Dialogue-based Enhancements
Dialogue-based enhancements involve interactive methods where the attack is refined through dialogue with the target LLM (your LLM application you wish to test). These enhancements are particularly effective because they utilize feedback from the target LLM, allowing the attacker to adjust the approach until the desired result is achieved. Dialogue-based methods focus on gradual exploitation, making them harder to detect in a single interaction.
There are 3 types of dialogue-based jailbreaking techniques:
- Linear Jailbreaking
- Tree Jailbreaking
- Crescendo Jailbreaking
Linear Jailbreaking uses a step-by-step progression, building on each LLM response to push boundaries incrementally. Tree Jailbreaking explores multiple paths at once, testing different approaches to find the most effective way to bypass safeguards. Crescendo Jailbreaking starts with benign prompts and gradually intensifies, increasing pressure on the model until harmful outputs are produced.
Linear Jailbreaking
Linear Jailbreaking follows a systematic progression, where each new attack builds directly on the previous response from the LLM. The process involves iterating through increasingly persuasive attacks, gradually pushing the boundaries of the model's restrictions. At each stage, the enhanced attack is evaluated, and adjustments are made based on the model’s feedback. The goal is to lead the LLM towards generating harmful outputs while ensuring that each step builds on the previous one to maintain a logical flow.
The process continues until the attacker LLM generates a non-compliant attack or the maximum number of iterations is reached.
Tree Jailbreaking
Tree Jailbreaking explores multiple paths simultaneously, with each branch representing a different variation of the attack. This method generates multiple child nodes from the initial attack, testing different scenarios that might bypass the model’s safety constraints. The branches are expanded based on success, and those that perform poorly are pruned, meaning they are discarded to focus on the more successful attack variations. The process continues to iterate, refining and expanding on the most promising paths.
Pruning is critical in Tree Jailbreaking, as it ensures the system focuses resources on the most effective branches.
The search continues until the most successful path is found within the specified time limit. Tree Jailbreaking is particularly powerful because it allows for a broad exploration of possible attack variations, making it more likely to find a successful path to bypass the model's defenses.
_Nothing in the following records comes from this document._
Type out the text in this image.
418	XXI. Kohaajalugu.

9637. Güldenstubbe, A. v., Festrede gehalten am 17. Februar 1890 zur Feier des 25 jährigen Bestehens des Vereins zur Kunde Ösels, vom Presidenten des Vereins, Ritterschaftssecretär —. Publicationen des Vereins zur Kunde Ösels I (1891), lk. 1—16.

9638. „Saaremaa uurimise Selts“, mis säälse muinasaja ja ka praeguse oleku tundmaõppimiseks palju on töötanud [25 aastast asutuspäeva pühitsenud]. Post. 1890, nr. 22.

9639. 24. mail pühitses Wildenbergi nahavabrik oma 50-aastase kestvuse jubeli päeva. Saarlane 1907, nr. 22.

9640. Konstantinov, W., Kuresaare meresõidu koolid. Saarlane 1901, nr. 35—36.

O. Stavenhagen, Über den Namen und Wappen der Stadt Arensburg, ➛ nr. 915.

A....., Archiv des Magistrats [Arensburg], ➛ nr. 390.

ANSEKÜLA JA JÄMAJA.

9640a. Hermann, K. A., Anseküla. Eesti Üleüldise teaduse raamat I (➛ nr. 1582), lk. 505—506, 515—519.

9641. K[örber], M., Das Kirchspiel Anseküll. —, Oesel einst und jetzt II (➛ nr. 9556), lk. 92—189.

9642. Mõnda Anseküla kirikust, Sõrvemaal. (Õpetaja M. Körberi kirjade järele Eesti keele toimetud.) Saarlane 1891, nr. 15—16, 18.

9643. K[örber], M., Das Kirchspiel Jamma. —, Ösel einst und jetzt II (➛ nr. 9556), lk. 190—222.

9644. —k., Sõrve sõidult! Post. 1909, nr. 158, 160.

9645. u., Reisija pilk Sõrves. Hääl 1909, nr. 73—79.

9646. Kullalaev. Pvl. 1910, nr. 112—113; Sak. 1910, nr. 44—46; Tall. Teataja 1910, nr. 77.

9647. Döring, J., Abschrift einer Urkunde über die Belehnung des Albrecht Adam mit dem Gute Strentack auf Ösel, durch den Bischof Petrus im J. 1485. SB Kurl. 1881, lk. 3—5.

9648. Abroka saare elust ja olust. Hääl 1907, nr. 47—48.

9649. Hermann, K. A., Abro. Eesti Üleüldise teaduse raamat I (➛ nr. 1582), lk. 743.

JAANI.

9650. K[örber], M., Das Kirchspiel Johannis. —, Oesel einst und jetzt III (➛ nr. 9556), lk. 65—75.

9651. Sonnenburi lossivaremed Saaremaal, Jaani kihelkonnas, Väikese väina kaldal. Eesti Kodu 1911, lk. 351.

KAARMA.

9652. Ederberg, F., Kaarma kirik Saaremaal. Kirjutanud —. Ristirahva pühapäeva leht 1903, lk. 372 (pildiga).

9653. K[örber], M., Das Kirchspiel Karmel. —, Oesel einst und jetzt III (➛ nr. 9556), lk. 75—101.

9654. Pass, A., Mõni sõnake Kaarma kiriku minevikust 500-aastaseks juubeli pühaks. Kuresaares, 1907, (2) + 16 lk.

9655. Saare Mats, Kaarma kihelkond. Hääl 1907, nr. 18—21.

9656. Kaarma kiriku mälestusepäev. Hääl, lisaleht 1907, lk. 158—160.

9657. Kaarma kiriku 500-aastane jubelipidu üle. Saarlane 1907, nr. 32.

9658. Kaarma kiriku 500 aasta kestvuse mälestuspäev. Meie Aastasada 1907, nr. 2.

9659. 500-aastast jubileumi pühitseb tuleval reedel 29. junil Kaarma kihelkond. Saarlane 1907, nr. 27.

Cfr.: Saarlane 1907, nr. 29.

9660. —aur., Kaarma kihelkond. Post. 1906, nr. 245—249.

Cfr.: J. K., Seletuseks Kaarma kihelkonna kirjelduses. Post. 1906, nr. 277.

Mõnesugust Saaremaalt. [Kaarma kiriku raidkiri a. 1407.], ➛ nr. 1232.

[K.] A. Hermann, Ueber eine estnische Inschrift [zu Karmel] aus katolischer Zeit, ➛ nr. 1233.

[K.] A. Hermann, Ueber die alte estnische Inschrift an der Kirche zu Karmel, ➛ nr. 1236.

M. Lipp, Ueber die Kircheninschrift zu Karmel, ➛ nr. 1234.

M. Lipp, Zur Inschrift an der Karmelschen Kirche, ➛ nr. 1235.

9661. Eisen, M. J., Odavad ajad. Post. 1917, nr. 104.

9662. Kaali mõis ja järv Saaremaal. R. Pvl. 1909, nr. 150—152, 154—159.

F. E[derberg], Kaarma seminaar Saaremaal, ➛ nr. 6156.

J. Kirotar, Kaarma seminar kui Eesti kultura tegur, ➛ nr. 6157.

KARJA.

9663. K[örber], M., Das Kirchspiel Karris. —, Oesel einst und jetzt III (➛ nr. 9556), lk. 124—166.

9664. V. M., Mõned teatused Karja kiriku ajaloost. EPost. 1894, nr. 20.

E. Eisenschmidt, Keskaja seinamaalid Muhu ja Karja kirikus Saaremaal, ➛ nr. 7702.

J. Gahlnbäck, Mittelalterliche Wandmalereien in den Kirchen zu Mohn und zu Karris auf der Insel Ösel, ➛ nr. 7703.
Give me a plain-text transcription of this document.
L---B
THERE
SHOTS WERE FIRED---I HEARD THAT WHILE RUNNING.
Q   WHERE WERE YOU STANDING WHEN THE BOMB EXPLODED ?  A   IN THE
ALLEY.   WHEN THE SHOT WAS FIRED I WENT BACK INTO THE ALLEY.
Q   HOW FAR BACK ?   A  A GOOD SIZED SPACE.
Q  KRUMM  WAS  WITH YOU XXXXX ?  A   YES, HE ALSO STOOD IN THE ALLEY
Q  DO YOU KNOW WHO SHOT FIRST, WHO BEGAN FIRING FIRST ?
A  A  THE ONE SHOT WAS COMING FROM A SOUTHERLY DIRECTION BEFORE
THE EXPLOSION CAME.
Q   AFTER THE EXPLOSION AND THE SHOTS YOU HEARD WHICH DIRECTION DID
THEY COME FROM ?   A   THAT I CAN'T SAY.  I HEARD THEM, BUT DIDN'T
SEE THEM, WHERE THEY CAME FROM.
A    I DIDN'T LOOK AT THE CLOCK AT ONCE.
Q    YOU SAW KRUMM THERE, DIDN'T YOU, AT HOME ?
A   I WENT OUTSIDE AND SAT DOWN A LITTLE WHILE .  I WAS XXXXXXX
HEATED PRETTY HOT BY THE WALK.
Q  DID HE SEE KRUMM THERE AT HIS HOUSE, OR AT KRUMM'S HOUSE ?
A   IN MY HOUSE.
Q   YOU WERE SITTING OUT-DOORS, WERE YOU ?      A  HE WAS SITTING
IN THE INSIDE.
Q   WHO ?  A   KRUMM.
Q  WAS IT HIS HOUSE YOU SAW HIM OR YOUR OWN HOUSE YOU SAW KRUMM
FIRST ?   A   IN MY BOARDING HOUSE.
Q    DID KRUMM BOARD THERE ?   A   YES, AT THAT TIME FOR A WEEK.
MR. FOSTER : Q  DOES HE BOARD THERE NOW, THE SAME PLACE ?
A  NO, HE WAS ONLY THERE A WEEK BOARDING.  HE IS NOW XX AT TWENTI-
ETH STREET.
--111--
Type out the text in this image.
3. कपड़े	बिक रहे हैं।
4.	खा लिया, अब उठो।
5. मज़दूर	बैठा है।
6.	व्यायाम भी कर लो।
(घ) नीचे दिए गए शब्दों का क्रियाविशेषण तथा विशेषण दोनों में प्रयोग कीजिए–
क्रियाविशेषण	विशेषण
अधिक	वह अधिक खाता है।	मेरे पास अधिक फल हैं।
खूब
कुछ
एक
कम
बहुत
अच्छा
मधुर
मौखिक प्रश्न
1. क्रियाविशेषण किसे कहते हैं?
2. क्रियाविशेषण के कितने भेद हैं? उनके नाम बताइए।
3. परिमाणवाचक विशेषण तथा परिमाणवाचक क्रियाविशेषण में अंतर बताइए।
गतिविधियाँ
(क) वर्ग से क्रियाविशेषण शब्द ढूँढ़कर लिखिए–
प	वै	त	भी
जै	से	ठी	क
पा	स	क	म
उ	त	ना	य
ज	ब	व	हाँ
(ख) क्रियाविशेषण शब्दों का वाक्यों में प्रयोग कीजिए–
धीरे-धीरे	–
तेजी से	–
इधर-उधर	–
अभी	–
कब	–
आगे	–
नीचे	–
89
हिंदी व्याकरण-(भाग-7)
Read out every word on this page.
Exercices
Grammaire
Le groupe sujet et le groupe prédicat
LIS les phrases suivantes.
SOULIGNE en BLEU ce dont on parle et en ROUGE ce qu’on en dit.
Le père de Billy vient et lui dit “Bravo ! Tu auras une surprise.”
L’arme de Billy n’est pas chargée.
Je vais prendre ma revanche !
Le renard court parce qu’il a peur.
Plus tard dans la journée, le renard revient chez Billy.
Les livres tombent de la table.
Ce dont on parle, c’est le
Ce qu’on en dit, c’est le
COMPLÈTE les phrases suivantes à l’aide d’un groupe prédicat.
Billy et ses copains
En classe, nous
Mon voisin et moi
However, the method’s efficiency relies on effective pruning and scoring of the branches to avoid wasting time on less promising options.
Crescendo Jailbreaking
Crescendo Jailbreaking starts with neutral or benign queries and slowly escalates in intensity as the attack progresses. Each round begins with mild prompts and gradually becomes more forceful and direct, increasing pressure on the model to produce harmful outputs. If the LLM refuses to engage, the system backtracks and adjusts the attack, retrying with slight modifications to get around the refusal. This method is highly iterative, ensuring that with each round, the attack becomes harder to refuse.
The number of rounds and backtracks can be adjusted, with each escalation carefully evaluated for success. Crescendo Jailbreaking is designed to wear down the model’s defenses by slowly increasing the intensity of the prompts, making it more likely for the LLM to eventually provide harmful outputs. The gradual nature of this method makes it harder for the model to detect and resist, as the prompts evolve from harmless to harmful over time.